La fête est dans la rue, d’abord. C’est là que la troupe vient chercher le public. Et on se dit que ça ne va pas être tranquille, l’anniversaire de Nastassia Philippovna. Spectateur, je ne peux rester sur mon siège à attendre que les évènements se déroulent devant moi. Je n’irai pas sur la scène comme d’autres le font, participer à la fête débridée, torse nu pour certains qui s’y croient invités. Je n’irai pas mais je suis dérangé par la musique trop forte (on m’a donné des bouchons d’oreille) et par l’agitation qui prend toute la salle. Et puis, la fête tourne mal. Ils ne savent parler qu’en criant, en s’invectivant, en essayant de se faire comprendre mais s’écoutent-ils les uns les autres ? Mychkine, l’idiot, depuis la salle, va l’affirmer haut et fort : « La beauté sauvera le monde ». Mais il n’y a pas de beauté. Il n’y a plus que l’argent, par liasses, par valises, ils se couvrent d’or les hommes. Ils prennent le train. Ils ne savent pas aimer. Le monde court à sa perte dans un débat assourdissant, une énergie extraordinaire, un fanatisme exacerbé. Il y a trop de vie mal employée et c’est pareil partout : ce n’est pas mieux, pas pire, ailleurs.

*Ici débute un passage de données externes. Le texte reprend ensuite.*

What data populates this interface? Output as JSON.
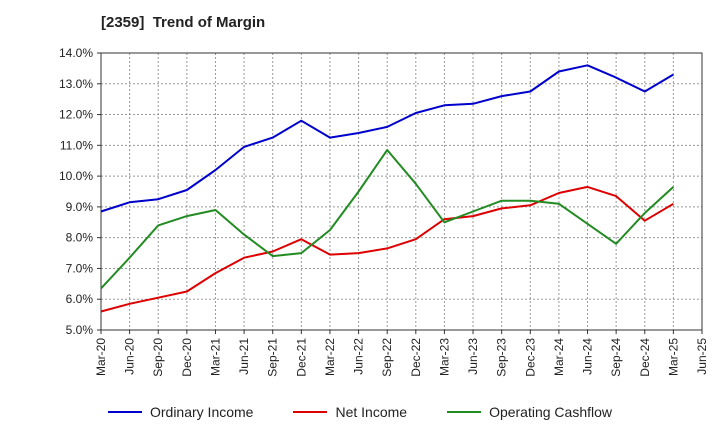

La société russe de la fin du XIXe siècle, revisitée par Vincent Macaigne, ressemble à notre monde : dans ce fracas permanent, l’idiot, qu’il aurait fallu aimer, qu’il aurait fallu écouter, n’a plus qu’à se balancer dans le silence, avec un rire étrange.
J’avoue ma réticence au début du spectacle, mais je dois reconnaître que sa puissance m’a emporté, me rappelant certaines mises en scène du Théâtre Varia, compagnie belge, et des décors de Thomas Hirschhorn, artiste suisse. Peut-être la beauté doit-elle être convulsive, peut-être n’est-elle que précaire. Peut-être est-elle contagieuse.
J'ai vu ce spectacle au Théâtre de la Ville, à Paris.